O que é BEM-AVENTURADO?

Sermão da Montanha, Ferenczy Károly em 1896
Para os gregos da antiguidade ser bem-aventurado, naxáçioç, significava estar livre de sofrimentos e preocupações; bem-aventurado era por excelência o predicado dos deuses. Também para o judeu ser bem-aventurado consistia em bem-estar material, mas como recompensa da fiel observância da Lei. Para o cristão, porém, o termo representa uma felicidade espiritual, que provém exclusivamente da sua convicção de fazer parte do Reino de Deus. A bem-aventurança do Primeiro Testamento pertence, portanto, à literatura sapiencial. A do Segundo Testamento, pelo seu matiz escatológico, consequência da sua ligação com a ideia do Reino de Deus, tem o seu lugar, sobretudo nos sinóticos e no Apocalipse.

A bem-aventurança tem dois elementos: o louvor de uma pessoa, eventualmente um membro do corpo, e a motivação, a virtude, ou um estado em que se encontra tal pessoa. No Segundo Testamento essa virtude geralmente tem relação com a fé, ou com a vida conforme a fé. O Apocalipse traz no início e no fim uma bem-aventurança daqueles para aqueles aceitam e guardam a revelação dos segredos de Deus, com vigilância em vista da parusia e com fidelidade.

Essas bem-aventuranças do Segundo Testamento são mais do que uma auspiciosa predição do futuro, elas revelam também o valor do presente. O Reino de Deus supera todos os bens e valores terrestres.

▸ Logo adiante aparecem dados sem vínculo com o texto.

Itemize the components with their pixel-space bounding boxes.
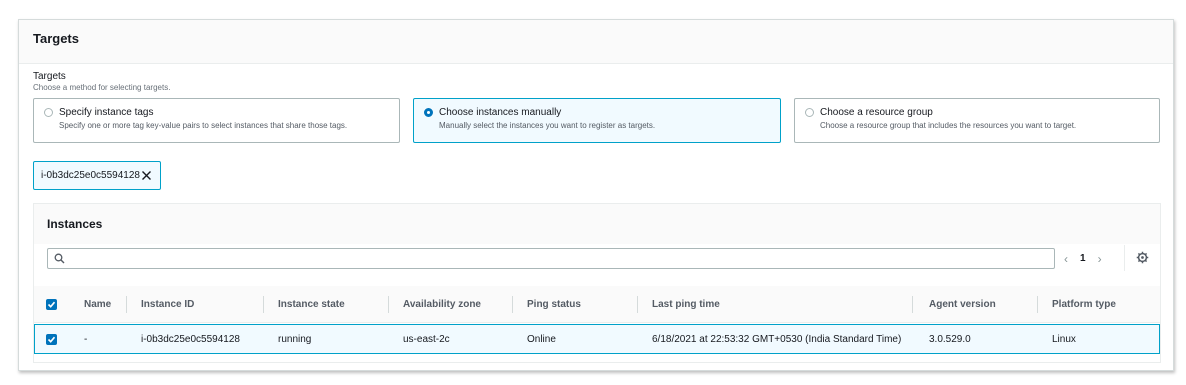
cell-last-ping-time: 6/18/2021 at 22:53:32 GMT+0530 (India St…	[652, 333, 902, 345]
pagination: ‹ 1 ›	[1064, 248, 1102, 269]
search-icon	[54, 253, 65, 264]
targets-panel: Targets Targets Choose a method for sele…	[18, 19, 1174, 371]
checkbox-checked-icon[interactable]	[46, 333, 57, 345]
option-choose-instances-manually[interactable]: Choose instances manually Manually selec…	[413, 98, 781, 143]
instances-header: Instances	[34, 204, 1160, 244]
column-header-availability-zone[interactable]: Availability zone	[403, 286, 481, 322]
option-description: Choose a resource group that includes th…	[820, 121, 1077, 130]
instances-title: Instances	[47, 217, 103, 231]
option-description: Manually select the instances you want t…	[439, 121, 656, 130]
cell-instance-state: running	[278, 333, 312, 345]
chevron-right-icon[interactable]: ›	[1098, 252, 1102, 266]
column-divider	[512, 296, 513, 313]
search-input[interactable]	[47, 248, 1055, 269]
instances-table-container: Instances ‹ 1 › Name Instance ID Instanc…	[33, 203, 1161, 363]
targets-field-label: Targets	[33, 71, 66, 82]
column-header-ping-status[interactable]: Ping status	[527, 286, 581, 322]
cell-name: -	[84, 333, 88, 345]
column-header-platform-type[interactable]: Platform type	[1052, 286, 1116, 322]
cell-availability-zone: us-east-2c	[403, 333, 450, 345]
option-specify-instance-tags[interactable]: Specify instance tags Specify one or mor…	[33, 98, 400, 143]
targets-field-description: Choose a method for selecting targets.	[33, 83, 171, 92]
option-description: Specify one or more tag key-value pairs …	[59, 121, 348, 130]
cell-platform-type: Linux	[1052, 333, 1076, 345]
page-number[interactable]: 1	[1080, 253, 1086, 264]
divider	[1124, 245, 1125, 271]
column-header-instance-state[interactable]: Instance state	[278, 286, 345, 322]
column-divider	[912, 296, 913, 313]
selected-instance-token: i-0b3dc25e0c5594128	[33, 161, 161, 190]
radio-button[interactable]	[44, 108, 53, 117]
column-divider	[263, 296, 264, 313]
radio-button-checked[interactable]	[424, 108, 433, 117]
row-checkbox[interactable]	[46, 325, 57, 353]
cell-instance-id: i-0b3dc25e0c5594128	[141, 333, 240, 345]
panel-title: Targets	[33, 31, 79, 46]
panel-header: Targets	[19, 20, 1173, 64]
column-divider	[388, 296, 389, 313]
table-row[interactable]: - i-0b3dc25e0c5594128 running us-east-2c…	[34, 324, 1160, 354]
option-title: Specify instance tags	[59, 107, 154, 118]
cell-ping-status: Online	[527, 333, 556, 345]
column-header-name[interactable]: Name	[84, 286, 111, 322]
radio-button[interactable]	[805, 108, 814, 117]
option-title: Choose a resource group	[820, 107, 933, 118]
column-divider	[1037, 296, 1038, 313]
table-header: Name Instance ID Instance state Availabi…	[34, 286, 1160, 323]
column-header-last-ping-time[interactable]: Last ping time	[652, 286, 720, 322]
chevron-left-icon[interactable]: ‹	[1064, 252, 1068, 266]
close-icon[interactable]	[141, 170, 152, 181]
column-header-agent-version[interactable]: Agent version	[929, 286, 996, 322]
select-all-checkbox[interactable]	[46, 286, 57, 322]
option-title: Choose instances manually	[439, 107, 562, 118]
column-header-instance-id[interactable]: Instance ID	[141, 286, 194, 322]
column-divider	[126, 296, 127, 313]
token-label: i-0b3dc25e0c5594128	[41, 170, 140, 181]
checkbox-checked-icon[interactable]	[46, 298, 57, 310]
cell-agent-version: 3.0.529.0	[929, 333, 971, 345]
option-choose-resource-group[interactable]: Choose a resource group Choose a resourc…	[794, 98, 1160, 143]
column-divider	[637, 296, 638, 313]
gear-icon[interactable]	[1136, 251, 1149, 264]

As bem-aventuranças do Segundo Testamento contêm, por isso, muitas vezes paradoxos, que mais de uma vez corrigem as concepções falsas e o efeito retórico das citações que eram concebidas na inversão do julgamento humano.

Também as conhecidas oito bem-aventuranças do Sermão da Montanha são compostas de dois elementos paradoxais: determina a condição que leva à cidadania do Reino de Deus e acentua a disposição interna: pobre de espírito; puro de coração; fome da justiça. A condição é de ordem moral e o céu, por isso, é prometido como recompensa futura. Em Lucas, que fala na segunda pessoa, a bem-aventurança tem antes o sentido de uma consolação escatológica para pessoas que vivem num estado digno de compaixão, como os pobres, famintos, tristes e odiados. Ambas as formas, tanto a forma catequética de Mateus, como a do tipo sapiencial de Lucas, supõem evidentemente a mesma mensagem messiânica de Jesus: que nele se realizou o que já fora predito pelo profeta Isaías, que os pobres, os necessitados e os famintos receberiam a sal­vação messiânica, e que ele, por conseguinte, era o Messias prometido.

Esse sentido cristológico da mensagem não foi evidenciado por Lucas. O que lhe chamou particularmente a atenção foi que os infelizes de agora serão recompensados no além; isso se mostra ainda mais claramente no segundo quadro, paralelo ao primeiro, onde ele acrescenta que os ricos e felizes deste mundo não terão parte naquela salvação. Essa formulação foi influenciada provavelmente pelo fato de que a prosperidade de muitos infiéis criava um problema para os fiéis necessitados. Mateus põe as bem-aventuranças em harmonia com todo o seu Sermão da Montanha, do qual fazem parte, apresentando-as como uma exortação à perfeição. Como bom pastor de almas, Mateus quer propor aos seus leitores um ideal ético.

A respeito do número de bem- aventuranças há discussão. Mateus usa o termo nove vezes. Agostinho contava apenas sete bem- aventuranças. Lagrange reconhece a possibilidade do número sete ser o original. Muitos, porém, consideram como autênticas apenas as quatro que Mateus têm em comum com Lucas. As outras de Mateus, bem como os quatro “ais” de Lucas deveriam ser palavras de Jesus, mas que teriam sido preferidas por ele em outras ocasiões.